CRISTINA NOBRE, JORNAL DE LEIRIA
“Este é um livro que devia ser conhecido por todos, estejam ou não familiarizados com as teorias de Freud. (…) O romance pode ler-se como um thriller (…) Com a sua linguagem poética e cativante, o livro merece urgentemente uma tradução brasileira.”
DÉCIO TORRES, JORNAL DA TARDE (SALVADOR, BRAZIL)
“O livro baseia-se em mais de 1.500 cartas trocadas entre Sigmund Freud e Martha Bernays, documentos que servem de matéria-prima, rigorosamente analisada pela autora, que os lê em profundidade, interpretando silêncios, lacunas e subtextos.”

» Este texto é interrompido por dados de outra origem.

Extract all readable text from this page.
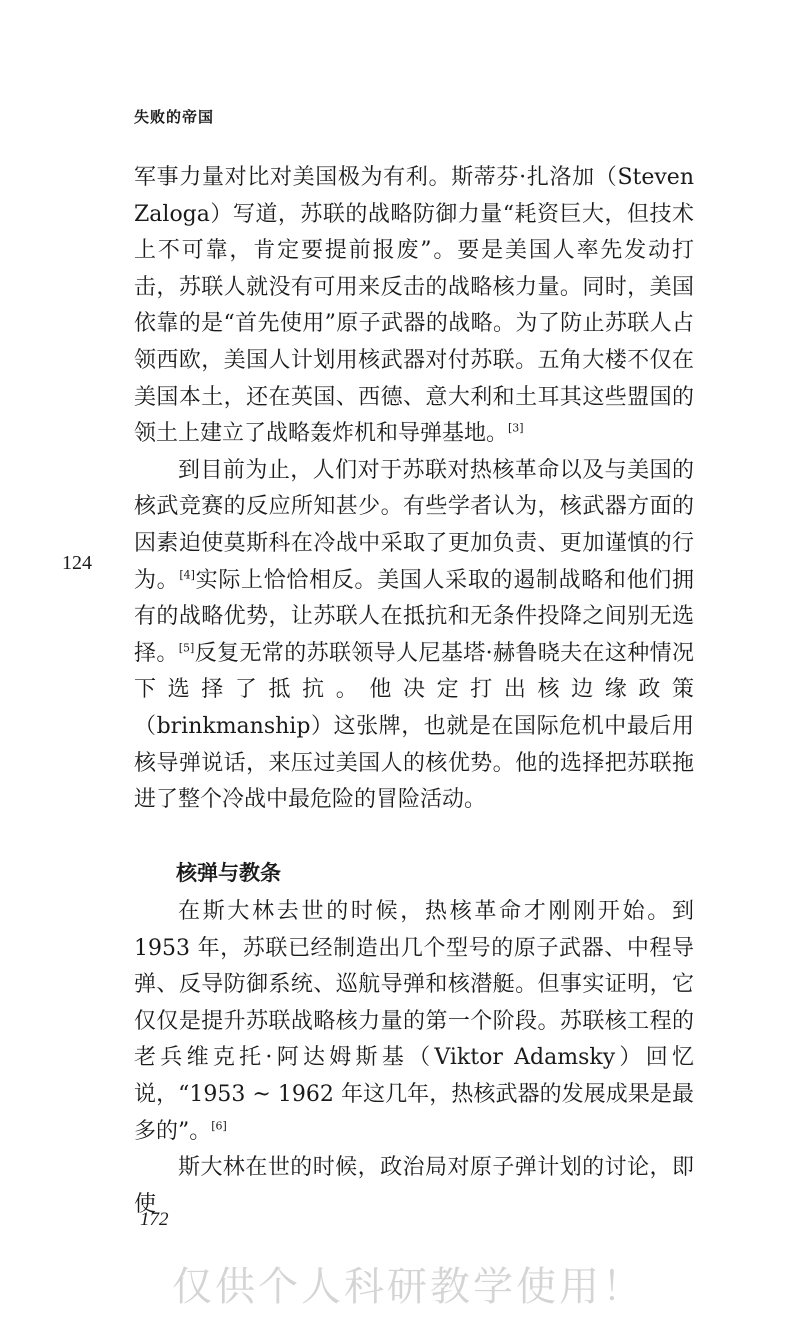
失败的帝国
124

军事力量对比对美国极为有利。斯蒂芬·扎洛加（Steven Zaloga）写道，苏联的战略防御力量“耗资巨大，但技术上不可靠，肯定要提前报废”。要是美国人率先发动打击，苏联人就没有可用来反击的战略核力量。同时，美国依靠的是“首先使用”原子武器的战略。为了防止苏联人占领西欧，美国人计划用核武器对付苏联。五角大楼不仅在美国本土，还在英国、西德、意大利和土耳其这些盟国的领土上建立了战略轰炸机和导弹基地。[3]

到目前为止，人们对于苏联对热核革命以及与美国的核武竞赛的反应所知甚少。有些学者认为，核武器方面的因素迫使莫斯科在冷战中采取了更加负责、更加谨慎的行为。[4]实际上恰恰相反。美国人采取的遏制战略和他们拥有的战略优势，让苏联人在抵抗和无条件投降之间别无选择。[5]反复无常的苏联领导人尼基塔·赫鲁晓夫在这种情况下选择了抵抗。他决定打出核边缘政策（brinkmanship）这张牌，也就是在国际危机中最后用核导弹说话，来压过美国人的核优势。他的选择把苏联拖进了整个冷战中最危险的冒险活动。

核弹与教条

在斯大林去世的时候，热核革命才刚刚开始。到 1953 年，苏联已经制造出几个型号的原子武器、中程导弹、反导防御系统、巡航导弹和核潜艇。但事实证明，它仅仅是提升苏联战略核力量的第一个阶段。苏联核工程的老兵维克托·阿达姆斯基（Viktor Adamsky）回忆说，“1953 ~ 1962 年这几年，热核武器的发展成果是最多的”。[6]

斯大林在世的时候，政治局对原子弹计划的讨论，即使

172
仅供个人科研教学使用！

CLEBER FRANCISCO ALVES, DIÁRIO DE PETRÓPOLIS, BRAZIL
“O recente romance A Autobiografia Não Escrita de Martha Freud é a chave de ouro para um tema central na obra de Teolinda Gersão. (…) Depois da Revolução de 25 de Abril, nenhuma outra autora se dedicou de forma tão consistente à escrita feminina/feminista.”
MIGUEL REAL, JORNAL DE LETRAS
“Martha Freud, durante tanto tempo eclipsada pela sombra do marido (…) esta abordagem pode ser vista como uma forma de reparação histórica.”

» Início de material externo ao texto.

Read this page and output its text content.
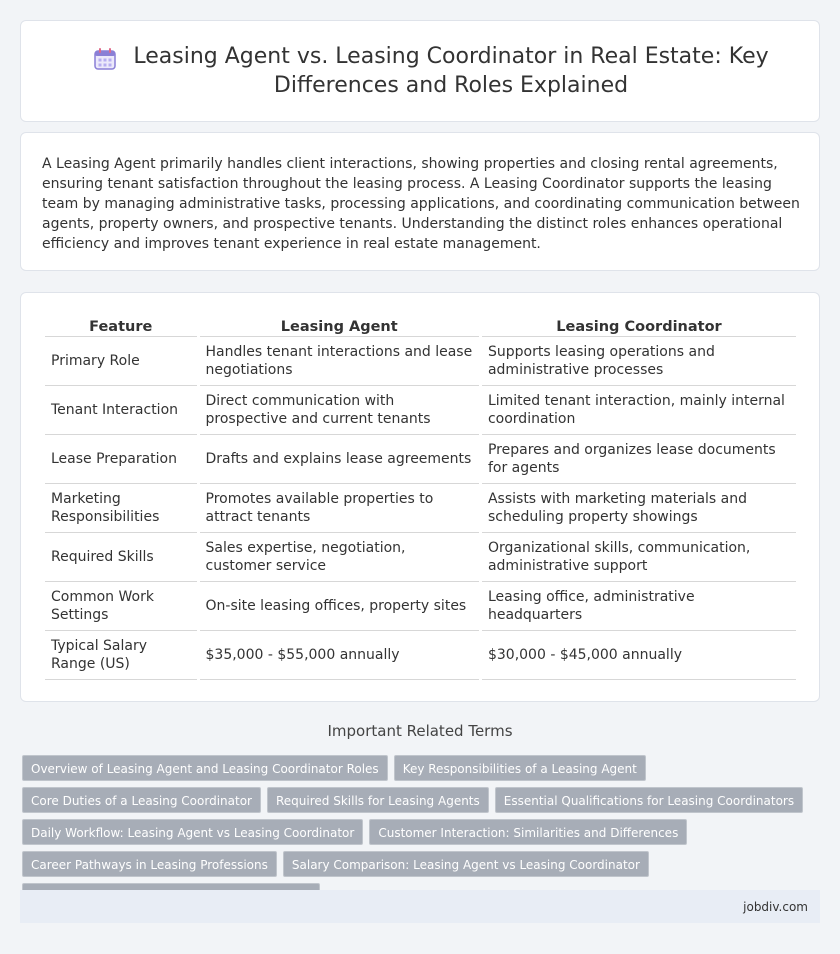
Leasing Agent vs. Leasing Coordinator in Real Estate: Key Differences and Roles Explained

A Leasing Agent primarily handles client interactions, showing properties and closing rental agreements, ensuring tenant satisfaction throughout the leasing process. A Leasing Coordinator supports the leasing team by managing administrative tasks, processing applications, and coordinating communication between agents, property owners, and prospective tenants. Understanding the distinct roles enhances operational efficiency and improves tenant experience in real estate management.

Feature	Leasing Agent	Leasing Coordinator
Primary Role	Handles tenant interactions and lease negotiations	Supports leasing operations and administrative processes
Tenant Interaction	Direct communication with prospective and current tenants	Limited tenant interaction, mainly internal coordination
Lease Preparation	Drafts and explains lease agreements	Prepares and organizes lease documents for agents
Marketing Responsibilities	Promotes available properties to attract tenants	Assists with marketing materials and scheduling property showings
Required Skills	Sales expertise, negotiation, customer service	Organizational skills, communication, administrative support
Common Work Settings	On-site leasing offices, property sites	Leasing office, administrative headquarters
Typical Salary Range (US)	$35,000 - $55,000 annually	$30,000 - $45,000 annually
Important Related Terms
Overview of Leasing Agent and Leasing Coordinator Roles	Key Responsibilities of a Leasing Agent
Core Duties of a Leasing Coordinator	Required Skills for Leasing Agents	Essential Qualifications for Leasing Coordinators
Daily Workflow: Leasing Agent vs Leasing Coordinator	Customer Interaction: Similarities and Differences
Career Pathways in Leasing Professions	Salary Comparison: Leasing Agent vs Leasing Coordinator
jobdiv.com
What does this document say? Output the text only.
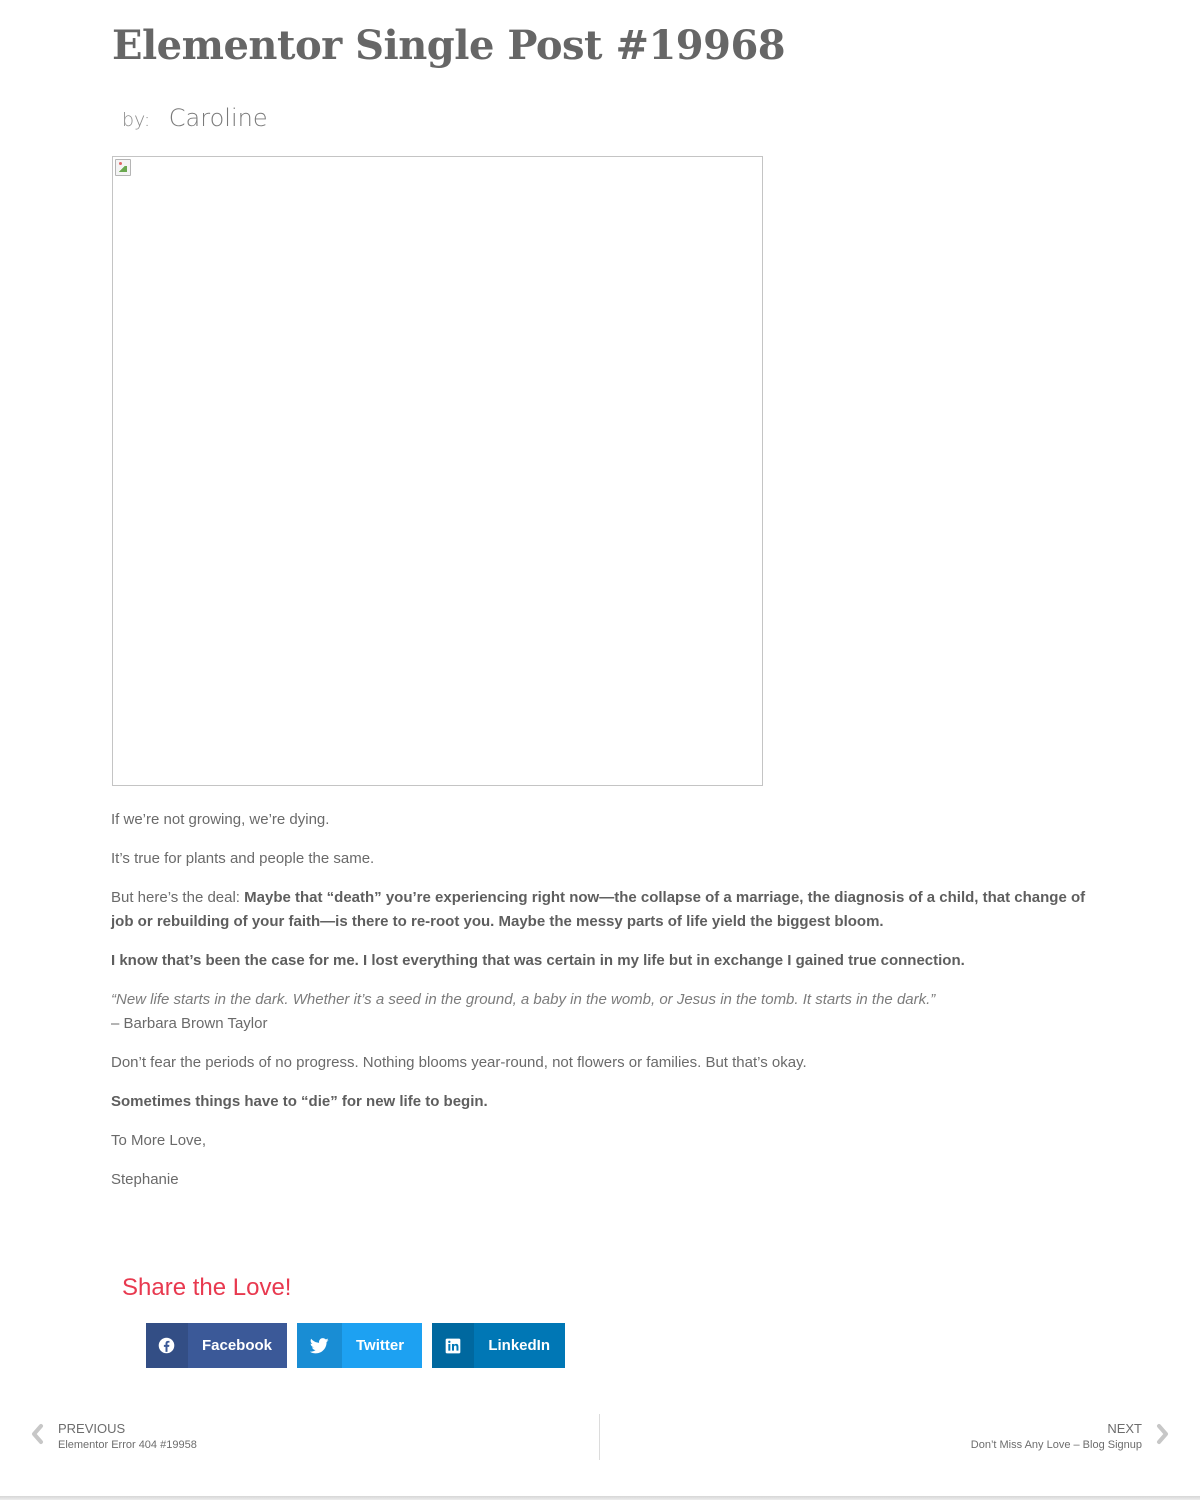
Elementor Single Post #19968
by: Caroline

If we’re not growing, we’re dying.

It’s true for plants and people the same.

But here’s the deal: Maybe that “death” you’re experiencing right now—the collapse of a marriage, the diagnosis of a child, that change of job or rebuilding of your faith—is there to re-root you. Maybe the messy parts of life yield the biggest bloom.

I know that’s been the case for me. I lost everything that was certain in my life but in exchange I gained true connection.

“New life starts in the dark. Whether it’s a seed in the ground, a baby in the womb, or Jesus in the tomb. It starts in the dark.”
– Barbara Brown Taylor

Don’t fear the periods of no progress. Nothing blooms year-round, not flowers or families. But that’s okay.

Sometimes things have to “die” for new life to begin.

To More Love,

Stephanie

Share the Love!
Facebook	Twitter	LinkedIn
PREVIOUS
Elementor Error 404 #19958
NEXT
Don’t Miss Any Love – Blog Signup
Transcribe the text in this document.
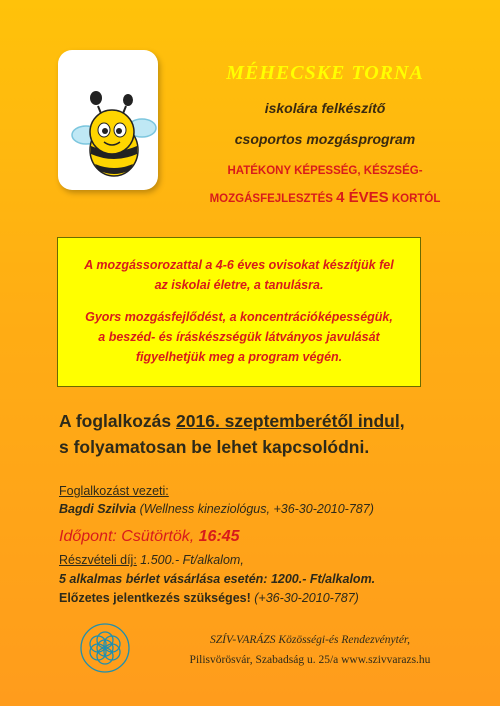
MÉHECSKE TORNA
iskolára felkészítő
csoportos mozgásprogram
HATÉKONY KÉPESSÉG, KÉSZSÉG-
MOZGÁSFEJLESZTÉS 4 ÉVES KORTÓL

A mozgássorozattal a 4-6 éves ovisokat készítjük fel

az iskolai életre, a tanulásra.

Gyors mozgásfejlődést, a koncentrációképességük,

a beszéd- és íráskészségük látványos javulását

figyelhetjük meg a program végén.

A foglalkozás 2016. szeptemberétől indul,
s folyamatosan be lehet kapcsolódni.
Foglalkozást vezeti:
Bagdi Szilvia (Wellness kineziológus, +36-30-2010-787)
Időpont: Csütörtök, 16:45
Részvételi díj: 1.500.- Ft/alkalom,
5 alkalmas bérlet vásárlása esetén: 1200.- Ft/alkalom.
Előzetes jelentkezés szükséges! (+36-30-2010-787)
SZÍV-VARÁZS Közösségi-és Rendezvénytér,
Pilisvörösvár, Szabadság u. 25/a www.szivvarazs.hu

MATTEO PUPILLO, PROFESSOR SORBONNE UNIVERSITY, PARIS
“A magnífica Autobiografia Não Escrita de Martha Freud, de Teolinda Gersão (…) uma obra ousadamente original, tanto no tema como na forma, que dá voz a uma mulher já não invisível nem silenciosa.”

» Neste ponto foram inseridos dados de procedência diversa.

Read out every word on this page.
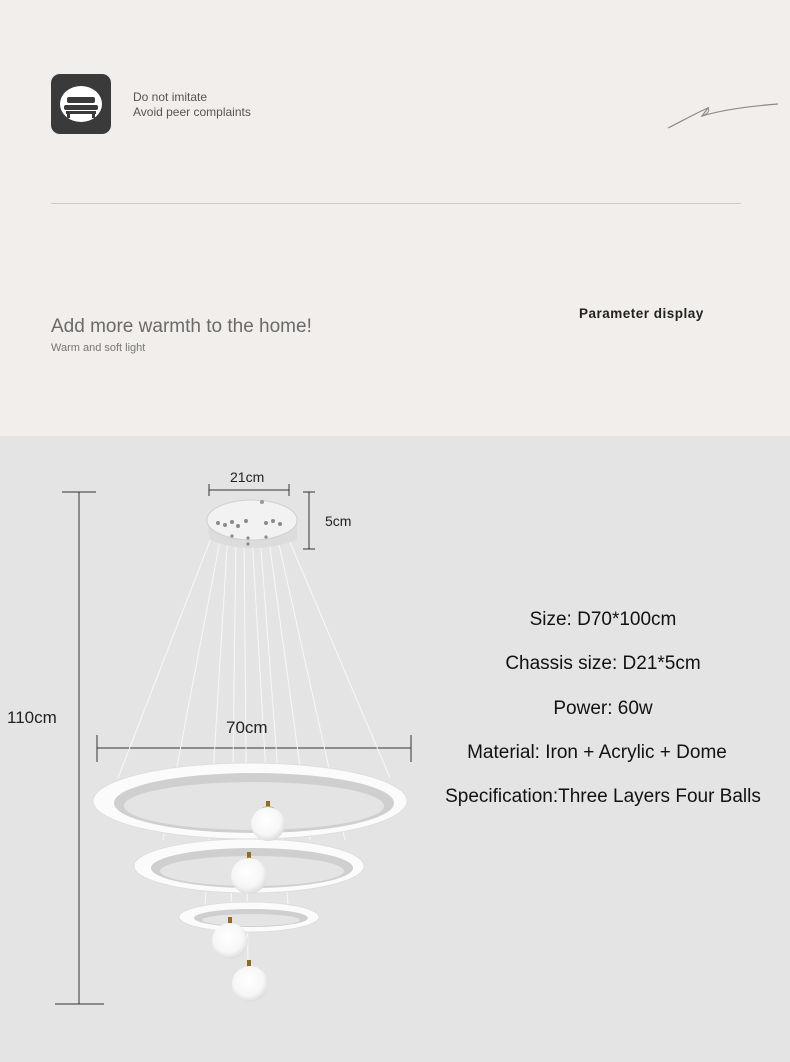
Do not imitate
Avoid peer complaints
Add more warmth to the home!
Warm and soft light
Parameter display
21cm
5cm
110cm
70cm
Size: D70*100cm
Chassis size: D21*5cm
Power: 60w
Material: Iron + Acrylic + Dome
Specification:Three Layers Four Balls
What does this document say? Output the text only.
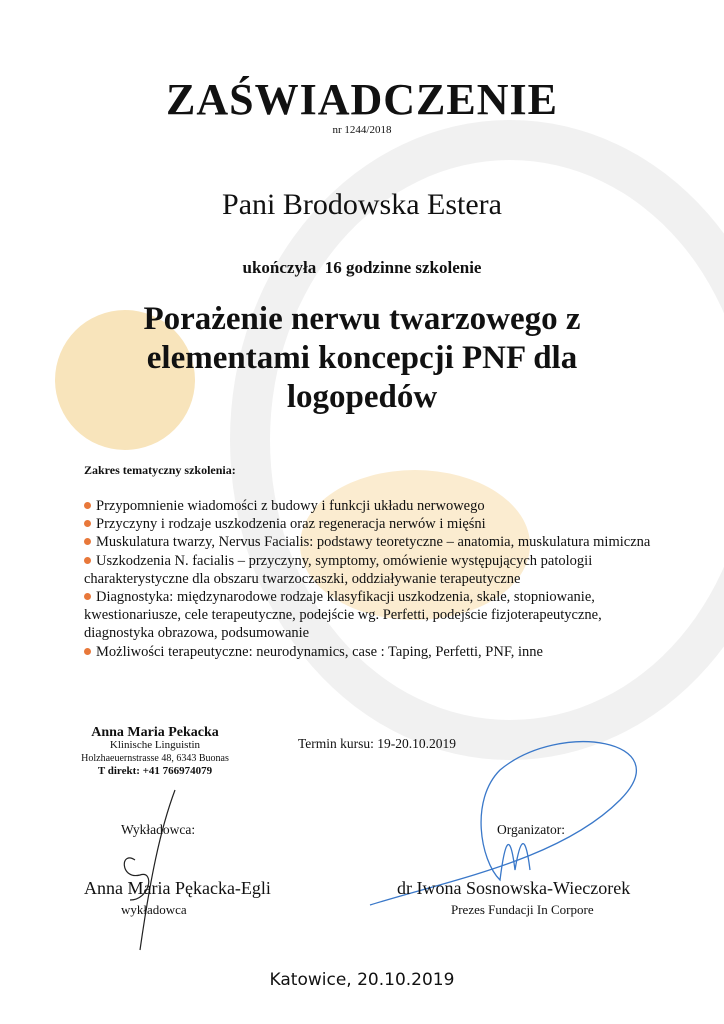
ZAŚWIADCZENIE
nr 1244/2018
Pani Brodowska Estera
ukończyła  16 godzinne szkolenie
Porażenie nerwu twarzowego z
elementami koncepcji PNF dla
logopedów
Zakres tematyczny szkolenia:
Przypomnienie wiadomości z budowy i funkcji układu nerwowego
Przyczyny i rodzaje uszkodzenia oraz regeneracja nerwów i mięśni
Muskulatura twarzy, Nervus Facialis: podstawy teoretyczne – anatomia, muskulatura mimiczna
Uszkodzenia N. facialis – przyczyny, symptomy, omówienie występujących patologii charakterystyczne dla obszaru twarzoczaszki, oddziaływanie terapeutyczne
Diagnostyka: międzynarodowe rodzaje klasyfikacji uszkodzenia, skale, stopniowanie, kwestionariusze, cele terapeutyczne, podejście wg. Perfetti, podejście fizjoterapeutyczne, diagnostyka obrazowa, podsumowanie
Możliwości terapeutyczne: neurodynamics, case : Taping, Perfetti, PNF, inne
Anna Maria Pekacka
Klinische Linguistin
Holzhaeuernstrasse 48, 6343 Buonas
T direkt: +41 766974079
Termin kursu: 19-20.10.2019
Wykładowca:
Anna Maria Pękacka-Egli
wykładowca
Organizator:
dr Iwona Sosnowska-Wieczorek
Prezes Fundacji In Corpore
Katowice, 20.10.2019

DARLENE J. SADLIER, INDIANA– BLOOMINGTON, USA
“O romance não é diacrónico; o tempo comprime-se e expande-se conforme a vontade de uma escritora há muito senhora do seu ofício.”
LUÍS SERRANO, AS ARTES ENTRE AS LETRAS
Considerado um dos melhores livros do ano na VISÃO e no EXPRESSO
“Isto poderia descrever-se como um gesto político: um romance que resgata Martha Bernays.”
VISÃO
“Uma notável ‘autópsia’ do casal Martha–Sigmund. Um livro notável.”
JOSÉ GAMEIRO , EXPRESSO
“O romance impressiona pela tentativa minuciosa de aceder à dimensão mais íntima da vida de Martha Bernays.”
SÉRGIO ALMEIDA, JORNAL DE NOTÍCIAS
“A Autobiografia Não Escrita de Martha Freud (Porto Editora) aborda a relação entre o fundador da psicanálise e a sua mulher, ‘silenciada e reduzida ao estereótipo de esposa, mãe e dona de casa’. Um tema difícil e fascinante, que recomendo mesmo antes de ter lido este romance, construído a partir das cartas que trocaram.”
JOSÉ MIGUEL JÚDICE, EXPRESSO
“Mais do que revisitar Freud, o livro propõe um gesto inovador: resgatar Martha como sujeito da sua própria história.”
JOÃO CÉU E SILVA, DIÁRIO DE NOTÍCIAS
Autobiografia não escrita de Martha Freud é um romance intimista e sofisticado que explora a memória, a identidade e o universo feminino com grande profundidade literária. Teolinda Gersão confirma, nesta obra, a sua capacidade de transformar a experiência interior em matéria literária de elevada qualidade estética e humana.